Here are his quotes from chapters 7 through 9:
7. Too Political
“Perception: Christians are primarily motivated by a political agenda and promote right-wing politics.” (153)
“Christians have made a concerted and coordinated effort to engage the political process in recent decades, their activity in the political realm can be hard to miss.”
“We must realize that our political activism, if expressed in an unchristian manner, prevents a new generation from seeing Christ.” This reputation “affects their ability to connect with new generations who are innately skeptical of people who appear to use political power to protect their interests and viewpoints.” (156-57)
Being politically engaged is more important than ever. We should be “known as engaged, informed, and on the leading edge, offering a sophisticated response to issues.” (157) “Political involvement…is an important avenue of influence within our community, nation, and world.” (158)
Explanation of how evangelicals are classified by Barna Association, p. 159
Among the evangelical segment only a slight majority (59%) are registered as Republicans. (160)
When we talk about “warfare” we are usually thinking of a cosmic struggle, as in Ephesians 6, but outsiders may hear alarming militaristic talk. (161) The things we say end up in the internet world of blogging. We must be careful how we talk and engage in self examination, humility, and appropriate engagement. (162)
“Perception: Christians are prideful and quick to find faults in others.” (181)
“To be judgmental is to point out something that is wrong in someone else’s life, making the person feel put down, excluded, and marginalized.” “Being judgmental is fueled by self-righteousness….” 90% of outsiders say Christians are judgmental. (182)
“Judgmental attitudes come across as overly simplified, old-fashioned, and out of step with their diverse world.” (183)
“Are we more concerned with the unrighteousness of others than our own self-righteousness?” (184)
“A critical distinction for Christians is the difference between condemning people (i.e., being judgmental) and helping them become soft-hearted–aware of, and sensitized to God’s standards.” (184)
Four forms of judgmentalism surfaced: wrong verdict, wrong timing, wrong motivation, and playing favorites. (187)
“Pride fuels judgmental attitudes.

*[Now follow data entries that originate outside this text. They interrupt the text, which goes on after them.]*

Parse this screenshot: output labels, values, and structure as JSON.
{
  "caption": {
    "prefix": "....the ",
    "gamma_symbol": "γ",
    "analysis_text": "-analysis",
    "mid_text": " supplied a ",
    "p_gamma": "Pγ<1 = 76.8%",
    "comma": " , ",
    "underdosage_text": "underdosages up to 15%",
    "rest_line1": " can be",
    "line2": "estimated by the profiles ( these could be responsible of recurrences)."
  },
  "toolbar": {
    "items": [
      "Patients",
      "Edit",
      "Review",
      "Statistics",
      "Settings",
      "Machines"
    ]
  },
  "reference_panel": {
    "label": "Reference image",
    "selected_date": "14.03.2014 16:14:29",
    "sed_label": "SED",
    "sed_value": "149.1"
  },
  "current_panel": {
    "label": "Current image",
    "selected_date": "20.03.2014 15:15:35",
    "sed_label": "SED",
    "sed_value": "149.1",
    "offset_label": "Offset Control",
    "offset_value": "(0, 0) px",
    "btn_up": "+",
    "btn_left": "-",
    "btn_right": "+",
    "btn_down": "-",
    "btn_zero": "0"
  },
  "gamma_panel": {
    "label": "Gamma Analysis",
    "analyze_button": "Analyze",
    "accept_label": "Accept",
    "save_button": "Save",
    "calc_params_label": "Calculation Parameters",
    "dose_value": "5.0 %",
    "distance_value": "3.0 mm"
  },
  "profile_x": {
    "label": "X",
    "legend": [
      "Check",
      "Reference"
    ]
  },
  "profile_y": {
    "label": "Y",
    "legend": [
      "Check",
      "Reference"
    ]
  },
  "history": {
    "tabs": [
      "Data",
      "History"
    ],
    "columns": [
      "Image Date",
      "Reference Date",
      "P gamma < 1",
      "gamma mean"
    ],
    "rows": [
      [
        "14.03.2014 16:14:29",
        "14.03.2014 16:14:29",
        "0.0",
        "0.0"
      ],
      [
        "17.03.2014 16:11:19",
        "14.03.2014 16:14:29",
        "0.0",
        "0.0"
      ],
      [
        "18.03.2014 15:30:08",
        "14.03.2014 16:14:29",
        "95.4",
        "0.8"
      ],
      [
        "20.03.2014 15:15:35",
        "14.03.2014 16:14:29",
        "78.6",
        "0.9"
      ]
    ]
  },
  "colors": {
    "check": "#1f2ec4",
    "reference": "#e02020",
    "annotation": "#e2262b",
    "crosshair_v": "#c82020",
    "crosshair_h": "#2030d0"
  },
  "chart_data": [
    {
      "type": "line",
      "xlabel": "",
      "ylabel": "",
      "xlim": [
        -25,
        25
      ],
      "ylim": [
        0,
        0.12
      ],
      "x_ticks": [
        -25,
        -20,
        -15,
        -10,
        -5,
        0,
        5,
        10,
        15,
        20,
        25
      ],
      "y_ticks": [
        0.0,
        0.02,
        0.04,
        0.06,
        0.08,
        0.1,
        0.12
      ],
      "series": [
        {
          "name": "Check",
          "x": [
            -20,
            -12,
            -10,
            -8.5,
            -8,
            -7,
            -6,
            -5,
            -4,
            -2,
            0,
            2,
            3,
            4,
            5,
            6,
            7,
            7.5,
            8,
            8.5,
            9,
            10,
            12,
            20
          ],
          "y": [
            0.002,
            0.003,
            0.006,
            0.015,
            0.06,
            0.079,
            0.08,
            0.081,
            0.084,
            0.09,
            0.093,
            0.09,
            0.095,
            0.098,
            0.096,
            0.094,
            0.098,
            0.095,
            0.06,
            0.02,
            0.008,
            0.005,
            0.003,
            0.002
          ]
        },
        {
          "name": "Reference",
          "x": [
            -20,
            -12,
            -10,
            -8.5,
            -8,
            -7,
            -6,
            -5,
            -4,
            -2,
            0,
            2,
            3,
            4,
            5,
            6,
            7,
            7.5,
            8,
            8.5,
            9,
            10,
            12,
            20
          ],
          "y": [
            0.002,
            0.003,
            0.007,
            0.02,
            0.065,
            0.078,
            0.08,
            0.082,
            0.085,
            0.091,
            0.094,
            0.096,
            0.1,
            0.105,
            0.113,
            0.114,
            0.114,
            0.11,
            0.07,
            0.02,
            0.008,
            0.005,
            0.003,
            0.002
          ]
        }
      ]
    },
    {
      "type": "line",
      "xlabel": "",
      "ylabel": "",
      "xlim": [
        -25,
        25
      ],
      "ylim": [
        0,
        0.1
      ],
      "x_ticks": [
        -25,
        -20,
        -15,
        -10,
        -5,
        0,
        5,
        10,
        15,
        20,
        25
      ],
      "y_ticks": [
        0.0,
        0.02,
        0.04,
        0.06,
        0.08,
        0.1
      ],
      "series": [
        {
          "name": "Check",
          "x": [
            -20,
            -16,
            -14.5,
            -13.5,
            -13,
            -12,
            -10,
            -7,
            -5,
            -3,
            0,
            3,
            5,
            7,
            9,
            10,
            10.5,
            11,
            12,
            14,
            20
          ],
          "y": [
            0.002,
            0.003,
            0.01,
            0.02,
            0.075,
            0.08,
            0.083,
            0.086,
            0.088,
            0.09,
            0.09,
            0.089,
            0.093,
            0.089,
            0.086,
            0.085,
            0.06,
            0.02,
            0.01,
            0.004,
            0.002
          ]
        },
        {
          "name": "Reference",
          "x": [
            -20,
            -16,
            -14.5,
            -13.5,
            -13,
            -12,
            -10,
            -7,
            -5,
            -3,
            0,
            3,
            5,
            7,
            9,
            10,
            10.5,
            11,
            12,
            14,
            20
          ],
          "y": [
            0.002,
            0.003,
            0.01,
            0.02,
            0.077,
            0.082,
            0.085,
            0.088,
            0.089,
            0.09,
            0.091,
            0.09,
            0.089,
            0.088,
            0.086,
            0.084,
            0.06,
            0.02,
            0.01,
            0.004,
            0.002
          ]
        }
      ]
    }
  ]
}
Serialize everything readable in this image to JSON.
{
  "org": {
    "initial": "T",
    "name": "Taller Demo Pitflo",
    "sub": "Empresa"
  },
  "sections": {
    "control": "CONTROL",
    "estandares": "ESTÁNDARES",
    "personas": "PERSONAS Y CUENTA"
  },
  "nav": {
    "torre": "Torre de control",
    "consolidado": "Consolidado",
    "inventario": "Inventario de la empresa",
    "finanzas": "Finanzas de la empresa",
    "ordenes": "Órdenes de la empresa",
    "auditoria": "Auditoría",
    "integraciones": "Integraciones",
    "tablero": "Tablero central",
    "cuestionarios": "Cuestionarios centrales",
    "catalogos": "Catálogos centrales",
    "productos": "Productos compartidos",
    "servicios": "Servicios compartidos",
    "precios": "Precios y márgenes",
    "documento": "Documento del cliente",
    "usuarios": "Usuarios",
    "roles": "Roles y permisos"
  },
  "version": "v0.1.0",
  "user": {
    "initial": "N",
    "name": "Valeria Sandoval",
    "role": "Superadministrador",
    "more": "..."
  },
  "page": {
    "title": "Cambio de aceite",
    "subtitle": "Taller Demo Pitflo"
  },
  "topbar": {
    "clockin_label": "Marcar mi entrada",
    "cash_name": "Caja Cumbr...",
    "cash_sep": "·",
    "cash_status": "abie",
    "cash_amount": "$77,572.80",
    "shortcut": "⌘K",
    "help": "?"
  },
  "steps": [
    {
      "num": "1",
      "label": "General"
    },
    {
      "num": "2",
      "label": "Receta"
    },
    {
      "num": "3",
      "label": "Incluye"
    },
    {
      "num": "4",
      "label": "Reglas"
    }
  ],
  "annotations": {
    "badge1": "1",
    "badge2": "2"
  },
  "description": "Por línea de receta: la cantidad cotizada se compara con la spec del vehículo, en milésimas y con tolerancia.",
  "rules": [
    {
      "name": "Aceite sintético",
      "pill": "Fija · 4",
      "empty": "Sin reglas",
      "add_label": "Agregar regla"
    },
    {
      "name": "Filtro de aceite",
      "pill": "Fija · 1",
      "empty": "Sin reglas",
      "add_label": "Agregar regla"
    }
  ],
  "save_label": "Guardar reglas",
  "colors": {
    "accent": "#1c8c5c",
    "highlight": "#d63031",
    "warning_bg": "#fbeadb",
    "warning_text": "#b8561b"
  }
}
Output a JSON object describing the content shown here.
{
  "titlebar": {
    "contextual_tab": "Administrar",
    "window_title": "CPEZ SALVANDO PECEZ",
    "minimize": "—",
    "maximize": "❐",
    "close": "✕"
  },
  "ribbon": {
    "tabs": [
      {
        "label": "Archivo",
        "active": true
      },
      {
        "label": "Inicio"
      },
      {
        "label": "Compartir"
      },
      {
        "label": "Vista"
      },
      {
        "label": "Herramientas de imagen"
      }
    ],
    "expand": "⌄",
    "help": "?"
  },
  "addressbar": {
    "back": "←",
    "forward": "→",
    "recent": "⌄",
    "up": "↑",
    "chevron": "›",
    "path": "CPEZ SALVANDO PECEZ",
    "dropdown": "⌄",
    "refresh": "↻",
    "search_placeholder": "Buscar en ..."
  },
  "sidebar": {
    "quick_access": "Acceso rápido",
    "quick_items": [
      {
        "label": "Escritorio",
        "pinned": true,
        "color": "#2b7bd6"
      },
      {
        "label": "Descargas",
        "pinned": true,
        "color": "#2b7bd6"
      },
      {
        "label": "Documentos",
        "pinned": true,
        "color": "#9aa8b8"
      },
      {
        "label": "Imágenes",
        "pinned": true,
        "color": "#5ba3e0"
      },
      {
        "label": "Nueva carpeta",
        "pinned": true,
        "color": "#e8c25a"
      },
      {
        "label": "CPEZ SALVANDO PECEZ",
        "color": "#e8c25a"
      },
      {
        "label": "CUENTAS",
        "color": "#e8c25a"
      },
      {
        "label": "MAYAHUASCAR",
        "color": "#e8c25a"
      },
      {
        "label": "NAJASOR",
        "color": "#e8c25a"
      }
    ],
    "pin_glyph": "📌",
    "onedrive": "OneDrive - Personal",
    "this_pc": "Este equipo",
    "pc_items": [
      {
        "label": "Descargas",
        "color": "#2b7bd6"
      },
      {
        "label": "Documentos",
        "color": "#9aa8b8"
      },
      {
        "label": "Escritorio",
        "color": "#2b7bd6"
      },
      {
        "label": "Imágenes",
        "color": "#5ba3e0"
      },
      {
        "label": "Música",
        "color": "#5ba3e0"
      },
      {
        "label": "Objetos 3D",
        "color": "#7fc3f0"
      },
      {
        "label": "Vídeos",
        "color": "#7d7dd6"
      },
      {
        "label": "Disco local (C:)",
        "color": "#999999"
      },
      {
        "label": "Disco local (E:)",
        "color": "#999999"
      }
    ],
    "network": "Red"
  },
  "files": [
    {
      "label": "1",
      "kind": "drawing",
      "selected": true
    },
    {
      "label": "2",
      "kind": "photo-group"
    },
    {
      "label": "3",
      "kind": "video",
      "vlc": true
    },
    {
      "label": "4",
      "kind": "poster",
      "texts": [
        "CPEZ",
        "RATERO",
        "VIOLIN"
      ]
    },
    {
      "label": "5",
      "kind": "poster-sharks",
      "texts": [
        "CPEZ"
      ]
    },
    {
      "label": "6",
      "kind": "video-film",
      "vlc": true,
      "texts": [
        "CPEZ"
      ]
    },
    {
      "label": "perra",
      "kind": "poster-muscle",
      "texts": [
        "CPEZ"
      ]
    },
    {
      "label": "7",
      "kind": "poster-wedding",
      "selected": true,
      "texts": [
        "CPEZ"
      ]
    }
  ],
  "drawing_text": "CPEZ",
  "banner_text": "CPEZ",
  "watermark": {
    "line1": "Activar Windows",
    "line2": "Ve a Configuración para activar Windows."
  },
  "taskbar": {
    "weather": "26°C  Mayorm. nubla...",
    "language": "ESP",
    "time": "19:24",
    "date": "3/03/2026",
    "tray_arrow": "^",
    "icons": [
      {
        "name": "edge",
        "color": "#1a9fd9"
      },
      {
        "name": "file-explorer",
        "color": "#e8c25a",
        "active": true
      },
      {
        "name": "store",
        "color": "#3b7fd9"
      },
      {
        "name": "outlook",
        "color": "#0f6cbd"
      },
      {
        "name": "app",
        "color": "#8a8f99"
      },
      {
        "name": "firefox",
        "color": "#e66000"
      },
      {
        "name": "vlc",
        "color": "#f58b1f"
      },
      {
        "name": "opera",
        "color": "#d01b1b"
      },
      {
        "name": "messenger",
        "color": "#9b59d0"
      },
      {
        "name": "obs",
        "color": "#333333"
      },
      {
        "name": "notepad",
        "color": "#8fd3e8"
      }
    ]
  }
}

Arrogance is perhaps the most socially acceptable form of sin in the church today.” (191)
“Human beings are attracted to acceptance and genuine respect; they are repelled by rejection and an air of superiority.” (194)
Guidelines suggested by outsiders:
- Listen to me.
- Don’t label me.
- Don’t be so smart and pretend to have all the answers.
- Put yourself in my place.
- Be genuine.
- Be my friend with no other motives. (194-95)
9 From UnChristian to Christian
How will we respond? (205) Four suggestions:
- Respond with the right perspective (like Jesus. He considered the below-the-surface issues.)
- Connect with people. Jesus influenced people through relationships and friendships.
- Be creative. Jesus attracted people in creative ways and connected with the heart. Look for new stories, parables and ways of communicating.
- Serve people. Cultivate deep concern and sensitivity to outsiders. Learn to listen.
- Life a lifestyle of compassion.
Overall, the book was a decent read, but not necessarily earth shattering. It stimulated some great thoughts, but left a lot to be desired for me.